Advent Beer: Northern Monk The Trilogy MMXVI: YEAST

Northern Monk’s Trilogy series is an annual series paying homage to the three pillars of beer: Hops, Malt, and Yeast. This is the last of the three and the one I was least looking forward too.

I was torn over this beer. It’s not a style I particularly like, I have to be in the right mood. That mood appears to happen once every five years or so. I’m not quite sure why this is, I’ve drunk loads of them in the past and enjoyed them.

Either way, I wasn’t in the mood.

It poured an every so slightly hazy, dark apricot jam, light marmalade colour. The tight white head looked solid, but dropped fairly quickly. The nose was quite fresh, with all the spicy ester aromas that you expect for this style off beer.

It was massive in the mouth, with an initial waft of carbonation, that parted to allow all the yeasty ester flavours to swamp everything. Sweetness reined. The yeast ester flavours lingering, like the last guest at a party, drunk and refusing to leave.

There may have been a tickle of bitterness in there, it was hard to tell. What was telling, was my reaction to drinking it. Gurning, is probably the most descriptive I can be.

After leaving it for an hour or so, it wasn’t quite so bad. I’ll leave it up to you to decide if my palate had adjusted, or the beer had mellowed. It was still sweet and estery, but now also had a slight juicy hop quality at the death.

Yes, it’s well made. Yes, it does what is says on the tin. Yes, loads of people are probably going to love it.

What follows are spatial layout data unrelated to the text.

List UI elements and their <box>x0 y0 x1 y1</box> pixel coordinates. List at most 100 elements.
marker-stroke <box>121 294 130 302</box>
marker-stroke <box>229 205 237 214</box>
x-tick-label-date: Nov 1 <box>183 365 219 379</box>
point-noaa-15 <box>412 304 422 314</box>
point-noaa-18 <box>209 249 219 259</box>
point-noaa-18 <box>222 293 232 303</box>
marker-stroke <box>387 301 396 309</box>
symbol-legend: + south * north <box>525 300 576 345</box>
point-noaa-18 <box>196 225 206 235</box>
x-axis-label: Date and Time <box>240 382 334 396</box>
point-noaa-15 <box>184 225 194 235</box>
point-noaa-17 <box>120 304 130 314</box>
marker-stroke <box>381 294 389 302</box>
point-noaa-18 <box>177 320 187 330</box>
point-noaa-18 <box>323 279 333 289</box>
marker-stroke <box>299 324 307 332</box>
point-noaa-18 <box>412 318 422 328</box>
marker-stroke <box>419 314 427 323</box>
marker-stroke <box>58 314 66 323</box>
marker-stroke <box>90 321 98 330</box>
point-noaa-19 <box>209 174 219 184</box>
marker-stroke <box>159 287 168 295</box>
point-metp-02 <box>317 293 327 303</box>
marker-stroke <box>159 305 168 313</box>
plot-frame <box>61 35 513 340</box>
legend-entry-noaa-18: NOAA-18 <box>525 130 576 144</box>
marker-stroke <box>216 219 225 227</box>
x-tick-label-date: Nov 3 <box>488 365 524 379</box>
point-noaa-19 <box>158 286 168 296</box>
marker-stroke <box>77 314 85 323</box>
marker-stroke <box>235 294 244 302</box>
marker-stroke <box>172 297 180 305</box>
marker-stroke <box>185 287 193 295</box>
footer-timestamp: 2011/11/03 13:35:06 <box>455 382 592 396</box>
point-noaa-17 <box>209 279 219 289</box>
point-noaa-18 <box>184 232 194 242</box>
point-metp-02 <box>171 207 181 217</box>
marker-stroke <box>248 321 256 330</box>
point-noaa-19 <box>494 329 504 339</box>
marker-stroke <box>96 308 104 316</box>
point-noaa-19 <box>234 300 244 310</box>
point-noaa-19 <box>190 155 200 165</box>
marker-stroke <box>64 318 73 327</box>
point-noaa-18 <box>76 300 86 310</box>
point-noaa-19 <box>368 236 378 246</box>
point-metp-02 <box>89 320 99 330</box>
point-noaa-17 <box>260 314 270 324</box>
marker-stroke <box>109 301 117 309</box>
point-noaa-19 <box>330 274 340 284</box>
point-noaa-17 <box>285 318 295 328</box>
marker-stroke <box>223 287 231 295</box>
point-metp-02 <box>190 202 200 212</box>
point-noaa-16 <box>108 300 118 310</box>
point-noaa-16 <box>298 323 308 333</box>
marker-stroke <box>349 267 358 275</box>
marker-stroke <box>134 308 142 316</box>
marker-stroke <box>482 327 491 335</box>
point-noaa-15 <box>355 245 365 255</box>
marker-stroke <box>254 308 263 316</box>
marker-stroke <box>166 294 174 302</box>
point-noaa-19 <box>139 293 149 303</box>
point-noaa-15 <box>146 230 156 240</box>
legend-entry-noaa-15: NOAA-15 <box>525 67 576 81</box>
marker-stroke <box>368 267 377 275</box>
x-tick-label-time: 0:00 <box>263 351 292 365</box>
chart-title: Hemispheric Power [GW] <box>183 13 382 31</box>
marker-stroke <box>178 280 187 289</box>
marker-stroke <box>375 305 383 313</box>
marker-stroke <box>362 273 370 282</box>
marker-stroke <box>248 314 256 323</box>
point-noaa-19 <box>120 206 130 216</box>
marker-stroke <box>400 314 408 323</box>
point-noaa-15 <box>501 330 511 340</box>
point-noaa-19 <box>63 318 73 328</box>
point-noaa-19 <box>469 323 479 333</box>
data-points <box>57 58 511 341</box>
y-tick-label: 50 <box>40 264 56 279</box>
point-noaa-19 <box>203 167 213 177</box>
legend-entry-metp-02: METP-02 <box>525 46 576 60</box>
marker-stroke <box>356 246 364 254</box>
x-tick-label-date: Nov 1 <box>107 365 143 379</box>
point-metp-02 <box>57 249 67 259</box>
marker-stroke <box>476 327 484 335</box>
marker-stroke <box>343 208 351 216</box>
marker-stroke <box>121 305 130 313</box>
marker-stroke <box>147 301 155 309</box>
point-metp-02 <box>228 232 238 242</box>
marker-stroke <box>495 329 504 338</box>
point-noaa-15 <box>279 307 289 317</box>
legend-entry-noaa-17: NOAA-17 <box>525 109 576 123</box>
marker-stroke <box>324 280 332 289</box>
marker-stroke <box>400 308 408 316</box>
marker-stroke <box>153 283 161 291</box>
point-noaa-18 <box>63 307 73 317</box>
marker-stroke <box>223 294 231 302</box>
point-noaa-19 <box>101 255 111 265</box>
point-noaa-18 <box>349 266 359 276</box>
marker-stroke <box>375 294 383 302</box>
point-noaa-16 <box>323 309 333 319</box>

No, I wont be having another any time soon. The clue is in the name of the blog…

Advent Beer: Northern Monk The Trilogy MMXVI: HOPS

Northern Monk’s Trilogy series is an annual series paying homage to the three pillars of beer: Hops, Malt, and Yeast. This is the one I was most looking forward too.

The smell when the can was broached, was awesome. It poured a slightly hazy, apricot jam colour, with a compact head. The head was relatively hard to form and droped quickly back to pretty much nothing.

The nose was immense, thick with piney, resinous, citric hops. An undertone of prickliness, gave hints of a potentially aggressive mouth feel. This didn’t materialise, as it was actually quite soft in the mouth, with just a tickle of carbonation.

This beer is all about the hops, and boy did it deliver. The bitterness built, and built, then like a big wave breaking, the mouth was flooded with thick, bitter, citric flavours and bitterness. The cheeks prickling, the tongue and base of the mouth, throbbing with the thick bitter tang.

It wasn’t quite one of those hefty Olde English marmalade aftertastes, it was a touch too sweet and juicy for that. Although it did last and the more you drank, the longer it lasted and the heftier the flavours became. I could still taste it an age after finishing; I love it when that happens.

It didn’t feel like it drank to its strength, it felt like you could neck it quite easily. Then you’d have another mouthful and it felt huge and thick and sticky and all of its strength.

Each mouthful was a pleasure. You could argue that it was a touch sweet, but that would be nitpicking; I’d buy another in a heartbeat. Very, very tasty and dangerously drinkable. Phwoah…

Advent Beer: Northern Monk The Trilogy MMXVI: MALT

Northern Monk’s Trilogy series is an annual series paying homage to the three pillars of beer: Hops, Malt, and Yeast. I have all three and decided to start with MALT, an Imperial Porter, brewed in collaboration with De Molen.

It poured an almost impenetrable black in the glass, with hints of brown at the edges when held up to a light. A thick, rich, light brown head, formed slowly and dissipated relatively quickly. A quick swirl of the glass brought it back though.

For a beer that’s sole purpose is to showcase malt, it completely, unexpectedly, smelt of malt. Thick, rich, chocolate, coffee, stewed fruits, the whole gamut of hefty malt flavours. None of your lightweight biscuity, cerealy aromas here.

Massive in the mouth, the kind of beer that requires swishing around the mouth for a bit, before swallowing. Soft, smooth and subtle, with no one flavour jumping around. Everything just blending together, the result, unequivocally better than the sum of it’s parts.

That was my initial impression. Once it warmed up, the finish started to become sweet, very sweet. Lots of vanilla flavours as well, which added to the sweetness. With no real bitterness, it did get a bit sickly towards the end.

It’s the kind of beer that requires contemplation, demands it even. The kind of beer that requires a big sofa, a cold winters day and a roaring fire; I had to make do with one out of three. Other than finishing a bit sweet, it was pretty good. Looking forward to trying HOPS next.